During the year exposure drafts for new standards around audit quality have been issued. These new standards, once adopted, will address key areas such as quality at an audit firm and engagement level including requirements for the firm and the engagement teams to respond with appropriate measures to address any identified quality risks, as well as defining new requirements for the appointment and eligibility of engagement quality reviewers, the level of performance of the engagement quality review and documentation of the review process.
In other initiatives to restore confidence in auditing, the IRBA put out a call for audit firms to produce transparency reports to assist, inter alia, audit committees. Some audit firms have published Audit Firm Transparency Reports, which provide insight into their quality management systems, firm structures, and inspection results. The current transparency reporting process is voluntary, and it is expected that mandatory transparency reports for certain firms will be prescribed in future.

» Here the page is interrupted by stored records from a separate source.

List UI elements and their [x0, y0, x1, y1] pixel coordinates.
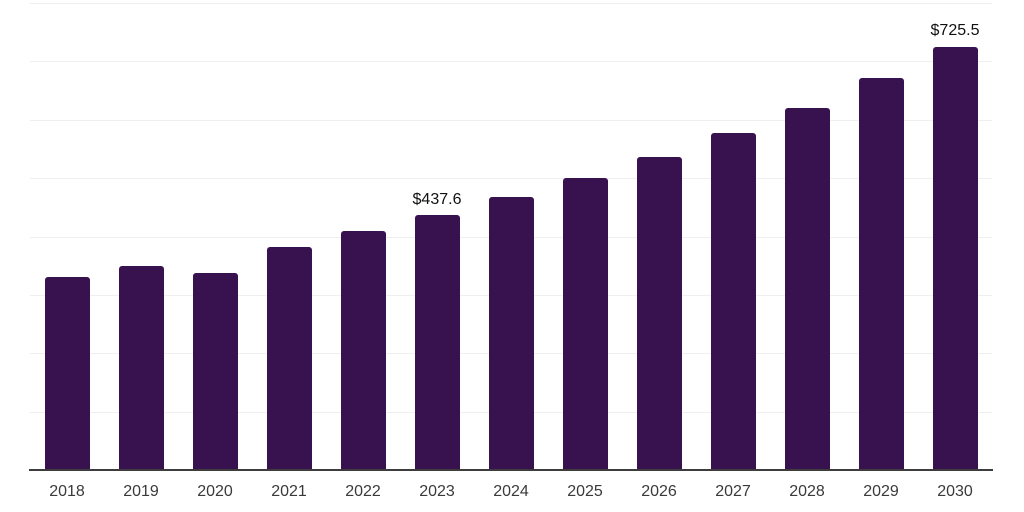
x-tick-2021: 2021 — [271, 483, 307, 500]
x-tick-2018: 2018 — [49, 483, 85, 500]
bar-2028[interactable] — [784, 108, 830, 470]
x-tick-2026: 2026 — [641, 483, 677, 500]
bar-2024[interactable] — [488, 196, 534, 470]
bar-2022[interactable] — [340, 231, 386, 470]
x-tick-2023: 2023 — [419, 483, 455, 500]
x-tick-2030: 2030 — [937, 483, 973, 500]
x-tick-2025: 2025 — [567, 483, 603, 500]
gridline — [30, 61, 992, 63]
x-tick-2024: 2024 — [493, 483, 529, 500]
bar-2018[interactable] — [44, 277, 90, 470]
bar-2019[interactable] — [118, 265, 164, 470]
x-axis-line — [29, 469, 993, 471]
gridline — [30, 178, 992, 180]
x-axis-labels: 2018 2019 2020 2021 2022 2023 2024 2025 2026 2027… — [30, 483, 992, 505]
bar-2029[interactable] — [858, 77, 904, 470]
bar-2030[interactable] — [932, 46, 978, 470]
bar-value-label-2023: $437.6 — [412, 190, 462, 208]
bar-2026[interactable] — [636, 156, 682, 470]
bar-2023[interactable] — [414, 214, 460, 470]
x-tick-2022: 2022 — [345, 483, 381, 500]
x-tick-2019: 2019 — [123, 483, 159, 500]
gridline — [30, 3, 992, 4]
plot-area: $437.6 $725.5 — [30, 3, 992, 470]
bar-2021[interactable] — [266, 247, 312, 470]
bar-value-label-2030: $725.5 — [930, 22, 980, 40]
bar-2025[interactable] — [562, 178, 608, 470]
bar-2027[interactable] — [710, 132, 756, 470]
x-tick-2029: 2029 — [863, 483, 899, 500]
x-tick-2028: 2028 — [789, 483, 825, 500]
gridline — [30, 119, 992, 121]
x-tick-2020: 2020 — [197, 483, 233, 500]
bar-2020[interactable] — [192, 273, 238, 470]
x-tick-2027: 2027 — [715, 483, 751, 500]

To assist committees in considering audit quality during their appointment and reappointment decisions, the IRBA has identified a set of Audit Quality Indicators (AQIs). These are a set of comparable measures covering independence, review, workload and training, which supports comparison between firms and may assist in benchmarking. The AQIs are available from firms and have also been submitted by the firms to the IRBA to enhance its regulatory understanding of quality risks that firms face, and to provide feedback to the market in the form of a feedback report.

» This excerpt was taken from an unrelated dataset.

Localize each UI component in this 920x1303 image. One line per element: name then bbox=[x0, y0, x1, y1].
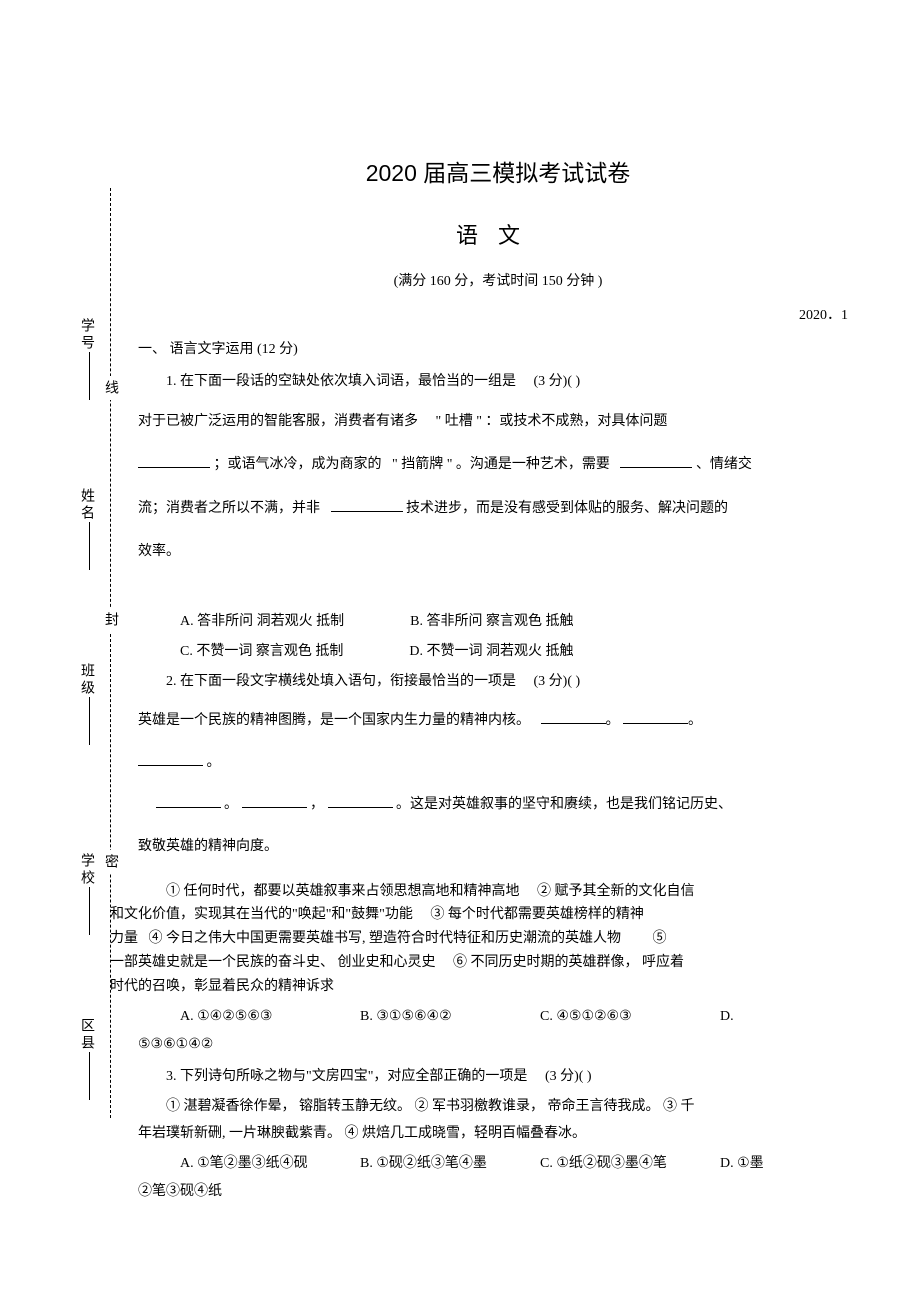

Furthermore, the IRBA developed a research paper for National Treasury which outlines a business model and implementation recommendations for comprehensive regulation of the financial reporting eco-system, which has been submitted to the Minister of Finance for consideration.
Concludes Agulhas: “There are many factors and initiatives underway which will continue to improve sentiment and change perceptions. Without a doubt, the profession had another Enron moment in 2017 and it has suffered significant reputational damage, however, as we can see it is slowly starting to change. We need to continue to pursue renewed commitment to both quality and the public interest, in order to continue in this direction. I am pleased with the level of collaboration from stakeholders and professional bodies on developing solutions with the regulator. It is clear that there is a recognition that all stakeholders must work together in order to restore the auditing and accounting profession to its former stature.”
More about the IRBA:
The IRBA is a public protection statutory body established to protect the financial interests of the public by ensuring registered auditors and their firms deliver services of the highest quality. It upholds audit firm independence to ensure that audit quality is such that it enhances the accuracy and credibility of financial performance reporting. In this way, the IRBA has an important role to play in building the reputation of South Africa as an investment market for both local and global investors and driving economic growth for the country.
The IRBA also registers suitably qualified accountants as auditors, who must adhere to the highest ethics standards, and promotes the auditing profession through the effective regulation of assurance conducted in accordance with internationally recognised standards and processes.